Kemudian Musa mulai mencela Harun, saudaranya. Untuk itu ia mengatakan, seperti yang disebutkan oleh firman-Nya:
{مَا مَنَعَكَ إِذْ رَأَيْتَهُمْ ضَلُّوا * أَلا تَتَّبِعَنِ}
Apa yang menghalangi kamu ketika kamu melihat mereka telah sesat, (sehingga) kamu tidak mengikuti aku? (Thaha: 92-93)
Yaitu ceritakanlah kejadian ini kepadaku sejak semulanya.
{أَفَعَصَيْتَ أَمْرِي}
Maka apakah kamu telah (sengaja) mendurhakai perintahku? (Thaha: 93)
Yakni terhadap apa yang telah aku pesankan kepadamu sebelumnya, yaitu apa yang telah disebutkan oleh Allah Swt. melalui firman-Nya:
{اخْلُفْنِي فِي قَوْمِي وَأَصْلِحْ وَلا تَتَّبِعْ سَبِيلَ الْمُفْسِدِينَ}
Gantikanlah aku dalam (memimpin) kaumku, dan perbaikilah, dan janganlah kamu mengikuti jalan orang-orang yang membuat kerusakan. (Al-A'raf: 142)
Harun menjawab, seperti yang disebutkan firman-Nya:
{يَا ابْنَ أُمَّ}
Hai putra ibuku. (Thaha: 94)
Harun meminta belas kasihan kepada Musa dengan menyebut nama ibunya, padahal Musa adalah saudara sekandungnya, karena dengan menyebut panggilan seperti ini kesannya lebih lembut dan lebih kasih sayang.
{يَا ابْنَ أُمَّ لَا تَأْخُذْ بِلِحْيَتِي وَلا بِرَأْسِي}
Hai putra ibuku, janganlah kamu pegang janggutku, dan jangan (pula) kepalaku. (Thaha: 94)
Kalimat ini merupakan alasan yang dikemukakan Harun kepada Musa untuk menceritakan tentang keterlambatannya sehingga ia tidak dapat menyusul Musa.
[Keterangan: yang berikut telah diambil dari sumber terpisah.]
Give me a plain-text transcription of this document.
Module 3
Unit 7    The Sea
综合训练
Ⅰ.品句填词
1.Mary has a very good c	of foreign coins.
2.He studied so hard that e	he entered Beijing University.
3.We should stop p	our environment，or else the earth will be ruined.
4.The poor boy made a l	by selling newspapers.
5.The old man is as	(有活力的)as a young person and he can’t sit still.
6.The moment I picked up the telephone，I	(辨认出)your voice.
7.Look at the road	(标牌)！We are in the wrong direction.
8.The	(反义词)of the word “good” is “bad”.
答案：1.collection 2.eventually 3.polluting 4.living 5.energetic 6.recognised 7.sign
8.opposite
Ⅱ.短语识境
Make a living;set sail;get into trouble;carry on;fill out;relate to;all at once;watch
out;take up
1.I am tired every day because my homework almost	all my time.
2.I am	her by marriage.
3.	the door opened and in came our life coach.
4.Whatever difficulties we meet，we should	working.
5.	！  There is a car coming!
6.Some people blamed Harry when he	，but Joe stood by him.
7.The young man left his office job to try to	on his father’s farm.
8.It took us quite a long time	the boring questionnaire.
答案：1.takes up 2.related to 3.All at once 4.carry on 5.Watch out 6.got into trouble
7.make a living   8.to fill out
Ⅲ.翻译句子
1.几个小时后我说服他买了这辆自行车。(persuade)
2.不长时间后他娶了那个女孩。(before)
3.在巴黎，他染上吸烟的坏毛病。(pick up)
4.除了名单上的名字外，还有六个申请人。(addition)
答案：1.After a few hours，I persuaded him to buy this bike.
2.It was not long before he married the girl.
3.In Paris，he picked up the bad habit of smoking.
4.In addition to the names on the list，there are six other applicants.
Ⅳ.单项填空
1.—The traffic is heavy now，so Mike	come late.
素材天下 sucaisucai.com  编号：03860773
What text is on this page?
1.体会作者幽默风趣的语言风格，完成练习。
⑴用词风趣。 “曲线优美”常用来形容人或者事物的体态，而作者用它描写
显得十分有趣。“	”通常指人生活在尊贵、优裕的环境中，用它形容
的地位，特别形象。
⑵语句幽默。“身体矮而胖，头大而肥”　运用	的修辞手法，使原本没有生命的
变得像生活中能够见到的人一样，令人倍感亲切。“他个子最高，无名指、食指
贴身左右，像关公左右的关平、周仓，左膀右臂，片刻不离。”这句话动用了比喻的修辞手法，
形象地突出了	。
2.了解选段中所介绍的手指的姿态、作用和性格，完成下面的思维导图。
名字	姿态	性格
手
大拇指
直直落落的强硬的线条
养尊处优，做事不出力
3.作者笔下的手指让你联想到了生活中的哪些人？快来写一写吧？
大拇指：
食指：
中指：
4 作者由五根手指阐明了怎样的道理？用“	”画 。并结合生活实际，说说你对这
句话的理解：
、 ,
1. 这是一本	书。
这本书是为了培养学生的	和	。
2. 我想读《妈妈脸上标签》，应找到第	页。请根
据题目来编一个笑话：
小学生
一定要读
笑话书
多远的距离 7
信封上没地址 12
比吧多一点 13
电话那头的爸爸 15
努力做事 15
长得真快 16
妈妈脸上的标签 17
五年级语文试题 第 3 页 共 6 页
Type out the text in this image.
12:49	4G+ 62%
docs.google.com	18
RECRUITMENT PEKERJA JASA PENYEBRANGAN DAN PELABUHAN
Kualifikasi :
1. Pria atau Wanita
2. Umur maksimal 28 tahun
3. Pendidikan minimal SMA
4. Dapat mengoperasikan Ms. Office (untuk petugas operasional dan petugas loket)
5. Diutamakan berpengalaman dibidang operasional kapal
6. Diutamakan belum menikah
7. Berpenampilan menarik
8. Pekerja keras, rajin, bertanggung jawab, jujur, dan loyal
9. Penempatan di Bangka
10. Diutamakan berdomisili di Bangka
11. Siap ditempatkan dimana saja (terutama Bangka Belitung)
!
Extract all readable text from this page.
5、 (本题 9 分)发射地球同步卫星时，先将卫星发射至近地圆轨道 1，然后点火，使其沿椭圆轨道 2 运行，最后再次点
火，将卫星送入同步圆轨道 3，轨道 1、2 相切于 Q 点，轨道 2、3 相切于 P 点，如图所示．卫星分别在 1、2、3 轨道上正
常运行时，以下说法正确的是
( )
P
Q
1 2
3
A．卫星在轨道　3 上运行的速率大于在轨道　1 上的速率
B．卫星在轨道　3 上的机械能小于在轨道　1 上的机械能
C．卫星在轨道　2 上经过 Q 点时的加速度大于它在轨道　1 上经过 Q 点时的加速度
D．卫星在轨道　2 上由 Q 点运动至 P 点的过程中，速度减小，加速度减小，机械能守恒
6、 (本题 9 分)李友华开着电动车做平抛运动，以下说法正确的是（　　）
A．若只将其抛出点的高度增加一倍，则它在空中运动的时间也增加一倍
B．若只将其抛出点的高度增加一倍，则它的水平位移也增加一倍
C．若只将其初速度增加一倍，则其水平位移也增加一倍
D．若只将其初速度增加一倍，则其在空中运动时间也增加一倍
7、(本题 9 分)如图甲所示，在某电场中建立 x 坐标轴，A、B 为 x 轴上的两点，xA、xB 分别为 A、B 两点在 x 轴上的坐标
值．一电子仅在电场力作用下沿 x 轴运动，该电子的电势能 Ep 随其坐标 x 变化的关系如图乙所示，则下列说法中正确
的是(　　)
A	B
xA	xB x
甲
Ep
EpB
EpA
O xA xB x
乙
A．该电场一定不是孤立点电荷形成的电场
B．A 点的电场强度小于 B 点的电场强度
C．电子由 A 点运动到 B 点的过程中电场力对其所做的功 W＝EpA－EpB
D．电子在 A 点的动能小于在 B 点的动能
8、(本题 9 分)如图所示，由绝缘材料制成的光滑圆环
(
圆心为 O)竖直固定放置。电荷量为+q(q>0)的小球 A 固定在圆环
Maka Harun menceritakan kepadanya tentang perkara besar yang terjadi di kalangan kaumnya.
{إِنِّي خَشِيتُ}
sesungguhnya aku khawatir. (Thaha: 94)
untuk mengikutimu; lalu bila kuceritakan kepadamu peristiwa ini, maka kamu berkata kepadaku, "Mengapa engkau tinggalkan mereka sendirian dan kamu memecah belah di antara mereka."
{وَلَمْ تَرْقُبْ قَوْلِي}
dan kamu tidak memelihara amanatku. (Thaha: 94)
Yakni kamu tidak dapat memelihara apa yang telah kuperintahkan kepadamu saat aku mengangkatmu sebagai penggantiku untuk memimpin mereka. Ibnu Abbas mengatakan bahwa Harun adalah orang yang segan dan taat kepada Musa.